Investment welcomed by Enfield Town Business Association, reports James Cracknell
Plans to revamp Enfield Town by creating new public spaces have been welcomed by a body representing local businesses.
Enfield Council revealed it wants to create a “plaza” outside Enfield Town Station, improve the entrance to Town Park by opening up a link through Library Green, and install a new public square by closing a side road to traffic.
It comes two years after the council was awarded £6million by Transport for London’s (TfL) ‘Liveable Neighbourhoods’ fund, which supports schemes that make town centres “cleaner, greener, and more pleasant places to live”. Since then a series of workshops and consultation events have been held to gather ideas on how to use the money.
Mark Rudling, town centre manager for Enfield Town Business Association, welcomes the investment and says traders are broadly supportive. He told the Dispatch: “It will certainly help to make the town centre a more inviting place and that is the way forward for town centres in particular after Covid-19, when people have been buying more online.
“We have got to do our very best to make our town centre a more inviting and pleasant to be. Businesses are welcoming the investment.”
The plans for the station plaza would see the existing taxi rank moved further along Southbury Road to make space for a new seating area with planting, which the council claims would create a “stronger visual connection” to the town centre.
Enfield Town Station was built on the former site of Clarke’s Academy, once attended by poet John Keats, and the council wants to celebrate this heritage by engraving lines from his poems around the plaza. A section of the original facade of the school, currently in possession of the V&A Museum, could also be incorporated.
A new public square could also be created at the junction of Church Street and Little Park Gardens. Tentatively dubbed ‘Saddlers Mill Square’ in reference to a local stream that flows underground, the proposal has drawn some negative reactions from residents since it would mean closing the junction to vehicles, which currently use it to access Enfield Grammar School.
Library Green will be opened up and made more accessible, while the area around the fountain – dubbed ‘Fountain Island’ – will be made greener through new planting and become “more welcoming”.
An Enfield Town Residents Association spokesperson was sceptical about what benefits the new public spaces would bring and said: “While investment in the town centre is welcome, it is difficult to see the proposals will have much impact in terms of attracting more visitors or encouraging them to stay longer.
“This is public money that is being spent and while there has been much work to generate these ideas there has been no real assessment of the likely impact on footfall and spend. The proposals have to be seen within the context of other ongoing developments – Deutsche Bank was already proposing a new square within the shopping precinct before these plans were developed. What, then is the need for yet another square?
“Our real fear is that this significant amount of public investment will have very little benefit for shops and shoppers, which should surely be the main aim.”
Temporary measures to allow alfresco dining in Enfield Town for three local cafes were recently brought in by the council to boost trade for businesses struggling since the pandemic, although this is not part of the council’s long-term revamp.

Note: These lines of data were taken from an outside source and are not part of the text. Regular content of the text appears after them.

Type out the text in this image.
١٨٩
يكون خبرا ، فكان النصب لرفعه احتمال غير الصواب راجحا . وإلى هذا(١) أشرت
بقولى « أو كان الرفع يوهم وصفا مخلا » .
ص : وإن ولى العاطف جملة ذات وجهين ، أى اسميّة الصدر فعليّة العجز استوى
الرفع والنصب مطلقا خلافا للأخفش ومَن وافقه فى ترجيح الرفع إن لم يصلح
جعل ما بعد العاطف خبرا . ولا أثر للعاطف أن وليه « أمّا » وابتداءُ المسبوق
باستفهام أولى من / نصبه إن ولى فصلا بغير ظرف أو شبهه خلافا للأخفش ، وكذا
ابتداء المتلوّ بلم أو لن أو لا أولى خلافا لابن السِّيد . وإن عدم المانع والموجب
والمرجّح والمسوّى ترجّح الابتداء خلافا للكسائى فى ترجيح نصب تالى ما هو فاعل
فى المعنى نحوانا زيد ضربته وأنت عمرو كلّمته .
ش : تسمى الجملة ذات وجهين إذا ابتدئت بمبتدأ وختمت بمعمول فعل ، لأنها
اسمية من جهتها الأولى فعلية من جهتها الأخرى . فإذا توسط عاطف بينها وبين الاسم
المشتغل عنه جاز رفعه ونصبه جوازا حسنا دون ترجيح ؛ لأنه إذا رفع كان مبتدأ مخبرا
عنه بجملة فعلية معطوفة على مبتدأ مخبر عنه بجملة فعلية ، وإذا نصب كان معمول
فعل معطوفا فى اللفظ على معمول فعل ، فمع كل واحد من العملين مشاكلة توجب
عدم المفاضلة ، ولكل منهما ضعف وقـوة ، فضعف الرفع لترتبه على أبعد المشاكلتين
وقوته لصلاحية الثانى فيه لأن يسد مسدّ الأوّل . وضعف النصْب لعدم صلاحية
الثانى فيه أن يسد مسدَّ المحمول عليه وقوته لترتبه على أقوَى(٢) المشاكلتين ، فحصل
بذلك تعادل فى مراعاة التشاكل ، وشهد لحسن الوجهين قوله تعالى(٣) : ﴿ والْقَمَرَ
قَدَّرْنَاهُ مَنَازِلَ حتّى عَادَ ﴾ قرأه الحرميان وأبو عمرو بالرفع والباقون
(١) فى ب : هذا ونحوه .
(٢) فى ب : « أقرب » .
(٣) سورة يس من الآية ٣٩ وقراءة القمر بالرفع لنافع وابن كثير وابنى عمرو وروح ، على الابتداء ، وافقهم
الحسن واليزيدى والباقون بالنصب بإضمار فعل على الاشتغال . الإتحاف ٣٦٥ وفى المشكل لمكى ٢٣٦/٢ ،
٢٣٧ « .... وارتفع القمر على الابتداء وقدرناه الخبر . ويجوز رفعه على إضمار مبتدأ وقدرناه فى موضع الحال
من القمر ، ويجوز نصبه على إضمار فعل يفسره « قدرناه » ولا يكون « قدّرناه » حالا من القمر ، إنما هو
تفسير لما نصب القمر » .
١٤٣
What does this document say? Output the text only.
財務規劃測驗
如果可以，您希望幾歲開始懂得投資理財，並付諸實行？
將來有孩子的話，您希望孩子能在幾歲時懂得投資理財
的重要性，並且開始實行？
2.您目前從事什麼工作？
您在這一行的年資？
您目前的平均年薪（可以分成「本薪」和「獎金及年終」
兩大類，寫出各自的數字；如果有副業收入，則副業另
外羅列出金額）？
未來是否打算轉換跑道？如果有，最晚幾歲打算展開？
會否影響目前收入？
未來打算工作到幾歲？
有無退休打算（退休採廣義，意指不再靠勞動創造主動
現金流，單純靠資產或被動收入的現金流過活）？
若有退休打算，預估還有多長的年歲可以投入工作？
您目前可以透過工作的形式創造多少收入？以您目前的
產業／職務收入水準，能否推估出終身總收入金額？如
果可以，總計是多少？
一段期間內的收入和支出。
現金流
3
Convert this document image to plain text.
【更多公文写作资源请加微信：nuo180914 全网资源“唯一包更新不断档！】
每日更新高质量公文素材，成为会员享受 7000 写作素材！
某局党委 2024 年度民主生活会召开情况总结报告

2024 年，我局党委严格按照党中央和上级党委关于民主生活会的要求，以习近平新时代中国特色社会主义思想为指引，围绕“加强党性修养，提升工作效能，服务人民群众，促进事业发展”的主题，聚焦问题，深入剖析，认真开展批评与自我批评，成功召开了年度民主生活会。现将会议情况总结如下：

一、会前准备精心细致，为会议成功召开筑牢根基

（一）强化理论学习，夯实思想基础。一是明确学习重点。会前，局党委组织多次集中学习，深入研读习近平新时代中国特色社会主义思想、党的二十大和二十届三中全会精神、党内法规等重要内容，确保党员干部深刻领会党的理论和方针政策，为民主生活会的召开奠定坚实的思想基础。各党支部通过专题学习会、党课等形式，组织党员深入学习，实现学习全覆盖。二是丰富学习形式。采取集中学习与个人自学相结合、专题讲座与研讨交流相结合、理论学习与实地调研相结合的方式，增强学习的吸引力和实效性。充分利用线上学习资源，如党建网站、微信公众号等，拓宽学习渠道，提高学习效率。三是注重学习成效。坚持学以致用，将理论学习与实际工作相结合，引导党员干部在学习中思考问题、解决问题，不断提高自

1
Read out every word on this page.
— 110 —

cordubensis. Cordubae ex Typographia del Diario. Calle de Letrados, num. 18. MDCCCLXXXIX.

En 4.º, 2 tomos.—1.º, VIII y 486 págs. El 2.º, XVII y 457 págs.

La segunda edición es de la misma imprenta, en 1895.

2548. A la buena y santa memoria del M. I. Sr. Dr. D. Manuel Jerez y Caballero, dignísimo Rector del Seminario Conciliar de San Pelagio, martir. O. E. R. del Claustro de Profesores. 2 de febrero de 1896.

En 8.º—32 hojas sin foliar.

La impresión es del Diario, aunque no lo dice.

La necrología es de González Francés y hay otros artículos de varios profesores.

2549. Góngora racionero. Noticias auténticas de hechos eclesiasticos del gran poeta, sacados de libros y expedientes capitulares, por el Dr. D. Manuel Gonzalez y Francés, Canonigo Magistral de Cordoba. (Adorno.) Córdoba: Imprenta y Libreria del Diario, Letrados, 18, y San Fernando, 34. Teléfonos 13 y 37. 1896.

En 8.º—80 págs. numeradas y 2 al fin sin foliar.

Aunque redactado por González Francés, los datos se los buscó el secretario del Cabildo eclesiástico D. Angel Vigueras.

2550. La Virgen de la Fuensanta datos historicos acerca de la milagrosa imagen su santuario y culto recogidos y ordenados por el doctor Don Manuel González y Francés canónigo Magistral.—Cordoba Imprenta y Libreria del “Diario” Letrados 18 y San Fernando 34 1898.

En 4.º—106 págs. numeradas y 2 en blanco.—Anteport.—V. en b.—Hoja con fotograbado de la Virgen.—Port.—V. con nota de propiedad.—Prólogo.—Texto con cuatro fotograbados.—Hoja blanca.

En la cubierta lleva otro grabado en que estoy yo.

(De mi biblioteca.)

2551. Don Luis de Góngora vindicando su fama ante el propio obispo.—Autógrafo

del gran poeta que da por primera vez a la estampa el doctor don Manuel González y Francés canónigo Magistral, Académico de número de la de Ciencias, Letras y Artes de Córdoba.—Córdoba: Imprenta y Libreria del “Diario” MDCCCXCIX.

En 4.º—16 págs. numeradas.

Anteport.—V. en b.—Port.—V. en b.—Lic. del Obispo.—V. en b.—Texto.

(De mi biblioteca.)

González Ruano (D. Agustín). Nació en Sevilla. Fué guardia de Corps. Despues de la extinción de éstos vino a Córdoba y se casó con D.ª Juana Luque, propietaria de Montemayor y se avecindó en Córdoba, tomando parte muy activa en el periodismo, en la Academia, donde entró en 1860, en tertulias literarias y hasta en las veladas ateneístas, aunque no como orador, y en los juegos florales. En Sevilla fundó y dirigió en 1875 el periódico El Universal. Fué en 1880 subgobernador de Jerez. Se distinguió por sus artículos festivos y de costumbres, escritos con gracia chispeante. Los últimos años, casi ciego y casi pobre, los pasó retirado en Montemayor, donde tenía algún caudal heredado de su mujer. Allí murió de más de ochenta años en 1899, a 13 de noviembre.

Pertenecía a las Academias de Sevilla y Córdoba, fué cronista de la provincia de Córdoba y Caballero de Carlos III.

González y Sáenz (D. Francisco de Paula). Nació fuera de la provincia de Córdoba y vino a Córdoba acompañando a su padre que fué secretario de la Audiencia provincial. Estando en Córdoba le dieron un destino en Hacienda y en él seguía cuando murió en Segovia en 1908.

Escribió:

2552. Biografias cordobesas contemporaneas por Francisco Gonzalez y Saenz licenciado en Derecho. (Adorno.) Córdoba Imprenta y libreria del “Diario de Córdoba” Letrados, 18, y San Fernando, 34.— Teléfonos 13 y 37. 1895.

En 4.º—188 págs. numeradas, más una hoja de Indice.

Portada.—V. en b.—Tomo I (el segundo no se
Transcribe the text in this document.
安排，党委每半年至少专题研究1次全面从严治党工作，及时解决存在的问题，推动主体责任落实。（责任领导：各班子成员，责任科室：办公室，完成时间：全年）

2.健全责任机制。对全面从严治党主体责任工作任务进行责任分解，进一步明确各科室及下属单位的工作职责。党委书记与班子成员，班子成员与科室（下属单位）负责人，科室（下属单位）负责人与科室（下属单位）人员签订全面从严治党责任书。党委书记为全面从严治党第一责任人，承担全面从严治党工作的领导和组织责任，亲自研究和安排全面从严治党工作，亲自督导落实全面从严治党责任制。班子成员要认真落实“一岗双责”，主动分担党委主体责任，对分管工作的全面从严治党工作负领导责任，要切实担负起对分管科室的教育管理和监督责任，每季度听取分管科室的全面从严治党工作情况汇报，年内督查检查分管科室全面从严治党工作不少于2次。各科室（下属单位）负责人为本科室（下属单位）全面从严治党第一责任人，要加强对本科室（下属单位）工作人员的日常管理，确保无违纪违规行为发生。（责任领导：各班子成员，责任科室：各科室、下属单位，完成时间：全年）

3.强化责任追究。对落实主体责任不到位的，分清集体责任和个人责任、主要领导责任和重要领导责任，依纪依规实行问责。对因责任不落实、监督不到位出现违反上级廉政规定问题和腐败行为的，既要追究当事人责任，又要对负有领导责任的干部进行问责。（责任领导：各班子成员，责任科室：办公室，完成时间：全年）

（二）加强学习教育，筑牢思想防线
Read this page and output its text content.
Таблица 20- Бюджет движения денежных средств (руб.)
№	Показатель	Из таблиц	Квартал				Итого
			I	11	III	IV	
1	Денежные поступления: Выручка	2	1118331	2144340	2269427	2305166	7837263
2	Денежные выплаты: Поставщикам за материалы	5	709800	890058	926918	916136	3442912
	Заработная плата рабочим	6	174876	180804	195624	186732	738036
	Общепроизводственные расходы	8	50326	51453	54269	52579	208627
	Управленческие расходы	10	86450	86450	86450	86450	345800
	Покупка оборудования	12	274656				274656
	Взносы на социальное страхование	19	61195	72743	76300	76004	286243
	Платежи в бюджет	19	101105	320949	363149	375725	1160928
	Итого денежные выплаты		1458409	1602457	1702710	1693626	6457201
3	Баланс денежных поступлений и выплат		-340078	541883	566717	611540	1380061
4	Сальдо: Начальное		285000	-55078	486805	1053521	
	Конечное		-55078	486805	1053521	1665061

The council hosted a series of webinars to introduce its proposals for Enfield Town at the start of July. Final detailed plans, including changes likely to see town centre roads narrowed and cycle lanes installed, will be published by the end of the year. Another consultation will then follow in 2022 before works begin in 2023.
A council spokesperson said: “During the past fortnight, the council has visited businesses and residents in the town centre to explain the proposals and to gather feedback on potential future loading provision. This is just one part of the extensive engagement process for the project. Changes to parking and loading arrangements are likely, but the details are yet to be confirmed.
“While it is only a proposal at this early stage, the council has been exploring plans to create a new public square just off the high street, using ideas developed in community co-design workshops last year. Motor vehicle access to the grammar school and Little Park Gardens car park would remain, but via a slightly different route.
“Creating new public places and enhancing the look and feel of existing spaces will contribute towards a healthy town centre for residents and visitors.
“The launch of the recent alfresco dining on Fountain Island is an example of the more immediate action the council is taking.”
In another move by the council to try to boost trade, a street food and culture festival, ‘A Month of Sundays’, will take place every Sunday in August at different locations across the borough. The first event is on Sunday 1st August in Enfield Town. It is free to attend and will feature hundreds of food businesses as well as local performers and entertainers.